Wealthy parents in Illinois, including lawyers, doctors and real estate agents, reportedly give up custody of their high school children to help them obtain scholarships and financial support reserved for low-income students.
Individual investigation conducted by ProPublica Illinois and The Wall Street Journal Over the past year and a half, they have discovered dozens of cases in Chicago's Tony suburbs where parents wanted to transfer the legal custody of their teenage years to grandparents, aunts, friends or even colleagues.
The idea behind the tactics, which is legal in Illinois, is that as soon as parents give up custody, the children can declare themselves financially independent for college applications and declare dramatically lower incomes.
Presumably Illinois is reportedly giving custody of them to help them get needs-based scholarships and get financial help to go to college, including the University of Illinois at Urbana-Champaign (photo)
The Wall Street Journal story cites an exemplary article in which a student whose parents owned a $ 1.2 million home ultimately earned only $ 4,200 on a summer job, and secured $ 47,000 in scholarships and federal scholarships to attend a private university live where the annual tuition cost $ 65,000.
Students are not required to state their parents' income on federal financial assistance requests if they are legally independent. In those cases, family income is not taken into account when determining the financial assistance package of an applicant.
Andy Borst, director of undergraduate admissions at the University of Illinois at Urbana-Champaign, called the tactic & # 39; a scam & # 39;
& # 39; It's a scam, & # 39; Andy Pro, director of undergraduate recording at the University of Illinois at Urbana-Champaign, told ProPublica. & # 39; Rich families manipulate the process of financial assistance to be eligible for financial assistance that they would otherwise not be eligible for. They take away opportunities from families who really need it. & # 39;
The revelations come just a few months after a bombing scandal in which more than 50 people, including actresses Lori Loughlin and Felicity Huffman, have been accused of paying tens and hundreds of thousands of dollars in bribes to get their children into elite universities.

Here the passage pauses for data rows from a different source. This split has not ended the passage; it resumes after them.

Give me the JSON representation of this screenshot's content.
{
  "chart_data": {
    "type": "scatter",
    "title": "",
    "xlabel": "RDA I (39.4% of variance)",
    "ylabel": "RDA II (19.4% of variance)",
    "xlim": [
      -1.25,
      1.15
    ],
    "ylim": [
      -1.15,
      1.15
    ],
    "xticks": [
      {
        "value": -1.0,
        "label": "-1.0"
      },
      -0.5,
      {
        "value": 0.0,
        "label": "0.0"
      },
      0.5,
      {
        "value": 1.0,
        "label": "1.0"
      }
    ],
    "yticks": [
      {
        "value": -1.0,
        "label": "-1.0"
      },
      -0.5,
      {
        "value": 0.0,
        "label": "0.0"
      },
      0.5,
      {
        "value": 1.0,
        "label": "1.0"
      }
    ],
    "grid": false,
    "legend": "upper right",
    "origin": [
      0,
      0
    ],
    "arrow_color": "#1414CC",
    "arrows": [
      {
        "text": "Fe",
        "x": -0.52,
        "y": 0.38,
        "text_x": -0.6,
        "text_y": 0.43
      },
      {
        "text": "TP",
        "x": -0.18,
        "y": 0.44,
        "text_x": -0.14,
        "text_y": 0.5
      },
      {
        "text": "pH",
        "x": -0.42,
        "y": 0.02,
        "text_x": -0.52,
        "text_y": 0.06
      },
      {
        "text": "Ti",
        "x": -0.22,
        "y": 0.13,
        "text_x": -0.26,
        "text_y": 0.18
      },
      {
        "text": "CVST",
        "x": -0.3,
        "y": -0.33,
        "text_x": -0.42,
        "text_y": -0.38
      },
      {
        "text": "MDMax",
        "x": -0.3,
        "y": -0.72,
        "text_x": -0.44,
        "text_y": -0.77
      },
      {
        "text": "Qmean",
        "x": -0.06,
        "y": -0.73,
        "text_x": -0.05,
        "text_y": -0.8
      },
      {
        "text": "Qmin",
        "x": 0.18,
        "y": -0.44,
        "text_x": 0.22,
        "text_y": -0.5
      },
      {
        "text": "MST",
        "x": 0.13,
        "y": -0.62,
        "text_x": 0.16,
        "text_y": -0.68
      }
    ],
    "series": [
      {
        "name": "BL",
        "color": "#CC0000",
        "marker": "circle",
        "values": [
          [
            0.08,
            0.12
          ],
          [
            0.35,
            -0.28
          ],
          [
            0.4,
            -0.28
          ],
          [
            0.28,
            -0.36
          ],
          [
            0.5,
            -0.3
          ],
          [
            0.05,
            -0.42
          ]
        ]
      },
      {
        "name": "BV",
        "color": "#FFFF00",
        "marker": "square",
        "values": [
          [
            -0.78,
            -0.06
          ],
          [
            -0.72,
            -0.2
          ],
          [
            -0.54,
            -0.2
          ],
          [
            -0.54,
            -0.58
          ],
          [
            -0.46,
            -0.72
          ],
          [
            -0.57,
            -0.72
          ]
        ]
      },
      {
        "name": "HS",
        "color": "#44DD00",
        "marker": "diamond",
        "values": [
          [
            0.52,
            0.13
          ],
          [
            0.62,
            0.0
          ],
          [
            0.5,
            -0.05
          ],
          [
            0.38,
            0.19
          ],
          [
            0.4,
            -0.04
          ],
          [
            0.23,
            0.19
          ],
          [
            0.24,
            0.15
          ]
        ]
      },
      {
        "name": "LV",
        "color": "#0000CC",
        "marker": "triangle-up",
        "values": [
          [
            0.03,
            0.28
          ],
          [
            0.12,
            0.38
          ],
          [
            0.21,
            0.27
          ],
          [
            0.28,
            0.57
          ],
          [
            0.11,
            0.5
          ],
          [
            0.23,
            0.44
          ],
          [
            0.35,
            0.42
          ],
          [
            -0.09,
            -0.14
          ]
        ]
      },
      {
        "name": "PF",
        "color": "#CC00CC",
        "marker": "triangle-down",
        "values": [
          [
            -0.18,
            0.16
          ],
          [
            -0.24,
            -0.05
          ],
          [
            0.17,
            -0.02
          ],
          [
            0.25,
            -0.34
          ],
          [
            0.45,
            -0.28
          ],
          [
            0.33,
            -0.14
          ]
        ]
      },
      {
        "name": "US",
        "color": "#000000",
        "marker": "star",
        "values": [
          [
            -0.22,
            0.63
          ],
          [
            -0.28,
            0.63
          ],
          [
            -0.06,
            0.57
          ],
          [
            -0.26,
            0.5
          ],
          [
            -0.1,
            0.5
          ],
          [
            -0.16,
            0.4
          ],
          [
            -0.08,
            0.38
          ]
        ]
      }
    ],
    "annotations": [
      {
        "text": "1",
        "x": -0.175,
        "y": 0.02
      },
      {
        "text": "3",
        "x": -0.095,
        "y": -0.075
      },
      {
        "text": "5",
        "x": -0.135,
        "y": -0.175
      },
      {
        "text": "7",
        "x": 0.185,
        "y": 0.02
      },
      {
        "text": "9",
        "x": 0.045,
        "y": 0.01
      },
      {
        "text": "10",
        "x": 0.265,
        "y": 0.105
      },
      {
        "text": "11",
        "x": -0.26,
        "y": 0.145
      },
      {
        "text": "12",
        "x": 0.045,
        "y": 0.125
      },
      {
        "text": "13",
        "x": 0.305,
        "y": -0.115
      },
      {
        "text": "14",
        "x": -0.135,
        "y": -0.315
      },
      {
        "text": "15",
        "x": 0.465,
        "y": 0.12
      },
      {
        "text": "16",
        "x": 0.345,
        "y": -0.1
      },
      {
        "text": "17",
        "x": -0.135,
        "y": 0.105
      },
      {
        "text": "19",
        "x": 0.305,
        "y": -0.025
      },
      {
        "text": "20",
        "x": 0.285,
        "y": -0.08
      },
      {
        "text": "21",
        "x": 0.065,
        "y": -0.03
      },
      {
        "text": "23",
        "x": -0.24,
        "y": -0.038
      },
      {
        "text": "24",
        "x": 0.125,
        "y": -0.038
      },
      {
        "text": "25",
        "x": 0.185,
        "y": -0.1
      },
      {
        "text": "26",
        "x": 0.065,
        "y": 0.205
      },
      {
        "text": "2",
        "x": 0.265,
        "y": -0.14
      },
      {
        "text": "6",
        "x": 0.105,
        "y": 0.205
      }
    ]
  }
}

In the past 18 months, the investigative journalists from ProPublica Illinois have discovered nearly four dozen petitions in Lake County, Illinois to transfer custody of children.
The University of Illinois at Urbana-Champaign has identified 15 applicants who had been declared independent prior to admission, three of whom are now sophomore.
Borst said the university informed the trio of students halfway through their first year that their financial assistance would be reduced.
Some students who had transferred their guardianship to a guardian have visited some of the most prestigious schools in Lake County, including Stevenson High School
& # 39; We have not heard a single complaint, and that is also a big red flag, & # 39; said Borst
For its part, the magazine said it has identified 38 similar cases of custody in the same area.
According to the newspaper, most parents who had given custody of their children had their own homes ranging from $ 500,000 to more than $ 1 million.
A mother who spoke to the Journal on condition of anonymity explained that the family has a combined annual income of $ 250,000, but they had already spent $ 600,000 to send their other children to college.
To help her senior high school daughter get $ 20,000 in need-based financial help to attend a private school with $ 65,000 in tuition, the mother has transferred her legal custody to a colleague.
The custody law currently in the books of Illinois leaves much room for judges to approve custody transfer for any reason, as long as all parties involved agree that this is in the best interests of a child, even if the parents are able to to support her financially.
Many of the requests for custody transfers received by ProPublica openly state that the chosen guardian & # 39; financial and educational support and opportunities & # 39; can offer that the parents could not offer.
The children who seek custody to obtain financial assistance and needs-based scholarships have visited some of the county's most prestigious schools, including Stevenson High School and Glenbrook North High School.
Some applicants insured federal scholarships and scholarships that allowed them to visit the University of Missouri (photo)
Some eventually went to large public institutions, including the University of Wisconsin, the University of Missouri, and the University of Indiana, while others opted for smaller private colleges.
While some critics who have interviewed ProPublica for the story, the practice of using custody to help the children of wealthy parents pay for their studies have been beaten as unethical, lawyers handling cases of custody transfer pointed out that this is not against is law.
& # 39; It is a solution that they have been able to find as study costs rise and they cannot pay & # 39 ;, said Mari Berlin of Kabbe Law Group about the families that her company represented. & # 39; It is in the interests of the minor what the purpose of the statute is. & # 39;
The US Department of Education told the magazine that it is investigating the case.